O filósofo estaria preparado para a jornada porque, sendo por natureza fascinado com a ordem invisível que fundamenta nosso mundo visível, estaria já disposto a se elevar até ela. O amante, desejando intensamente a beleza do corpo humano, poderia aprender a desejar também a beleza da alma e do conhecimento e, assim, alcançar o próprio Belo. Já o músico, ao se deleitar com a harmonia dos sons, estaria, no fundo, buscando a harmonia silenciosa que também preside o homem e o universo e que não é outra que a ordem procurada pelo filósofo. Por isso, poderia se transformar ele mesmo em filósofo e ascender.

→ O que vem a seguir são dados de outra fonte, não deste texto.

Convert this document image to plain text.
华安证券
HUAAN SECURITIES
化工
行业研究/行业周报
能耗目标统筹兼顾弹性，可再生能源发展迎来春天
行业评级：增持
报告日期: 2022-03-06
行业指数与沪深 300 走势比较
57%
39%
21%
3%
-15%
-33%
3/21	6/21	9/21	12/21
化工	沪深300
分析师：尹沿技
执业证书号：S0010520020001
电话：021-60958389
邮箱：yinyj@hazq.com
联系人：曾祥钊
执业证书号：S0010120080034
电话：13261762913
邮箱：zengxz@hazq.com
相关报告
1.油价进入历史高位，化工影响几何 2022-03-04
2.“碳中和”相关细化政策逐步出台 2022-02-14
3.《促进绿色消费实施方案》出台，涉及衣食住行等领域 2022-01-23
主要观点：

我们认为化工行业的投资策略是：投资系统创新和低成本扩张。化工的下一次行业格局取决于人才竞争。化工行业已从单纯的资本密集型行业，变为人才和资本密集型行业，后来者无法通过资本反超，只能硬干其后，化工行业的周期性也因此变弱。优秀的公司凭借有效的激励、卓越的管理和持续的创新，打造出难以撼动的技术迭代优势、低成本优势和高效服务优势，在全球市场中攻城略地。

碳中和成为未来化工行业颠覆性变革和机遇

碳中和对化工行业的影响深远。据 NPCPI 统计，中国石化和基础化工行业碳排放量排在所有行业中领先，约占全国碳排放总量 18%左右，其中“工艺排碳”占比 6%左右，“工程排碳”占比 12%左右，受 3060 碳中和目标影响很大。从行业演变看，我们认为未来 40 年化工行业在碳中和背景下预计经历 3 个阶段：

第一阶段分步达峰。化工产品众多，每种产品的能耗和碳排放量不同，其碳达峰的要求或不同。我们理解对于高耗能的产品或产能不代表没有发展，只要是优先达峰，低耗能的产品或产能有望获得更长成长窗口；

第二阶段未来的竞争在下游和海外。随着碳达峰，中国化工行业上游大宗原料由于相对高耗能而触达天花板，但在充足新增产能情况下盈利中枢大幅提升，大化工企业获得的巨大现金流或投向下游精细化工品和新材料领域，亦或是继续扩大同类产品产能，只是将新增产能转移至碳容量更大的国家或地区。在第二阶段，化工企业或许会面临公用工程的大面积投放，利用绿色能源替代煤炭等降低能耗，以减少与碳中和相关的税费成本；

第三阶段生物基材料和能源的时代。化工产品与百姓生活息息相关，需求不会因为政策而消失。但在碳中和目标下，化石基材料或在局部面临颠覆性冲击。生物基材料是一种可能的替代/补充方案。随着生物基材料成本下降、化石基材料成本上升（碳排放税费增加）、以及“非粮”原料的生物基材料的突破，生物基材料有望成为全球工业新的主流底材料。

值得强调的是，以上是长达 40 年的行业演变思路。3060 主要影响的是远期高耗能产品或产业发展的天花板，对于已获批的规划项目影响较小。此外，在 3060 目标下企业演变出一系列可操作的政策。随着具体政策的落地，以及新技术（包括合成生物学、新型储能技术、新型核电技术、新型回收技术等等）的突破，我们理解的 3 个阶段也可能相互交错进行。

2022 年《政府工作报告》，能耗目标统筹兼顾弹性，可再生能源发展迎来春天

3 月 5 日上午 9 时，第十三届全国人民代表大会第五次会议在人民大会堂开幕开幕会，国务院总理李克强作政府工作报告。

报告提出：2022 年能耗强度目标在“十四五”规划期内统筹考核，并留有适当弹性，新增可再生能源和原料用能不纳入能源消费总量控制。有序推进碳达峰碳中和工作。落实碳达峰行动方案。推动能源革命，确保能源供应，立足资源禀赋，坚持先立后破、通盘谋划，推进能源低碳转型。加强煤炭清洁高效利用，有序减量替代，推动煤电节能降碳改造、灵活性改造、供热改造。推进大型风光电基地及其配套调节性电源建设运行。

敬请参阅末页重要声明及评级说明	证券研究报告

Não nos causa hoje espanto que filósofos estudem a música, seu poder e sua natureza. Mas nos estranha que alguém nos diga que a música é também um caminho filosófico. A não ser que, como Plotino, acreditemos que músicos e filósofos são, no fundo, movidos por um mesmo desejo de harmonia, ou, ao menos, por uma mesma necessidade de encontrar sentido ante às dissonâncias com as quais nos deparamos em nosso caminho pelo mistério da existência. Se for esse o caso, Platão e Johann Sebastian Bach não estariam tão distantes assim.
por Bernardo Brandão[2]
[1] Faço aqui uma adaptação da tradução de Carolina Castanheira.
[2] Bernardo Brandão é professor da área de Letras Clássicas do curso de Letras da UFPR e coeditor do blog de poesia Escamandro.